Dhaka Metropolis cricket team

Personnel
- Captain: Naim Sheikh

Team information
- Founded: 2000
- Home ground: Sher-e-Bangla National Cricket Stadium

History
- NCL wins: 0
- One Day Cricket League wins: 0

= Dhaka Metropolis cricket team =

First-class cricket team based in Dhaka, Bangladesh

The Dhaka Metropolis cricket team was a Bangladeshi first-class cricket team based in Dhaka, Bangladesh. The team competed in the National Cricket League.

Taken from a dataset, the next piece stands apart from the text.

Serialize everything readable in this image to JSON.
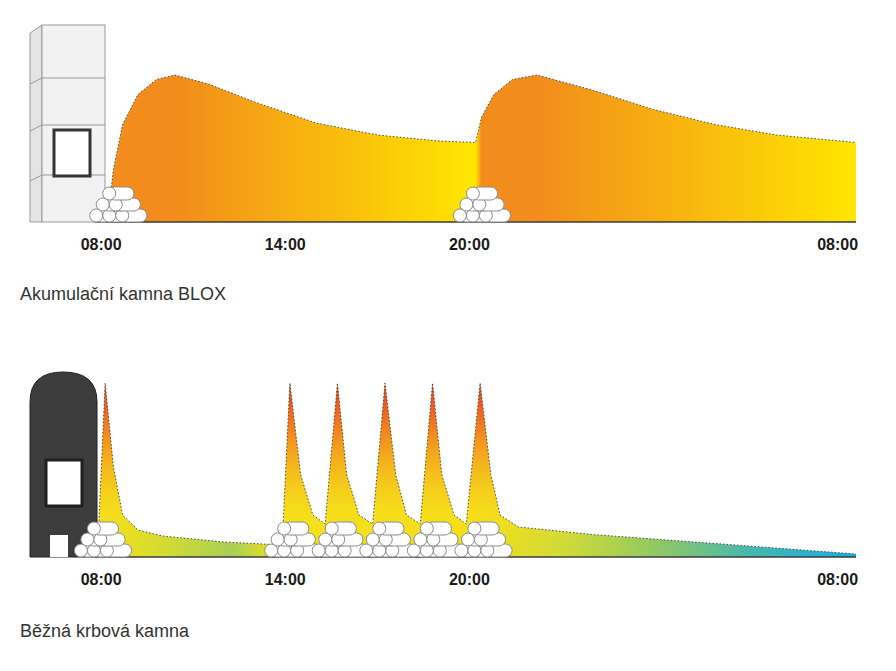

Dhaka Metropolis featured in the 2000–01 season, playing most of its home games at the Dhanmondi Cricket Stadium in Dhaka. When the National Cricket League was expanded from six teams to eight in 2011–12, Dhaka Metropolis returned, along with the newly formed Rangpur Division team. The team was discontinued in 2025, replaced in national competitions by a new team representing Mymensingh Division.

==Honours==
- National Cricket League
  - Runners-up: 2015–16
- National Cricket League Division 2
  - Winners: 2022–23
  - Runners-up: 2018–19, 2019–20

==Notable players==
The following is a list of players who played for both Dhaka Metropolis and Bangladesh.

- Akram Khan
- Al Sahariar
- Aminul Islam Bulbul
- Anwar Hossain
- Elias Sunny
- Enamul Haque
- Habibul Bashar
- Hasibul Hossain
- Khaled Mahmud
- Khaled Mashud
- Manjural Islam
- Mehrab Hossain
- Mehrab Hossain, Jr.
- Mohammad Ashraful
- Mohammad Rafique
- Morshed Ali Khan
- Naimur Rahman
- Niamur Rashid
- Nabiul Islam Nayeem
- Sajjad Ahmed
- Salahuddin Ahmed
- Talha Jubair
- Tareq Aziz

Dhaka Metropolis players who have played for countries other than Bangladesh:
- PAK Zahoor Elahi

==Records==
At the end of the 2024–25 season Dhaka Metropolis had played 97 first-class matches, with 26 wins, 24 losses and 47 draws. Their highest individual score was 250 by Shadman Islam in 2023–24. The best bowling figures were 8 for 35 by Talha Jubair in 2012–13.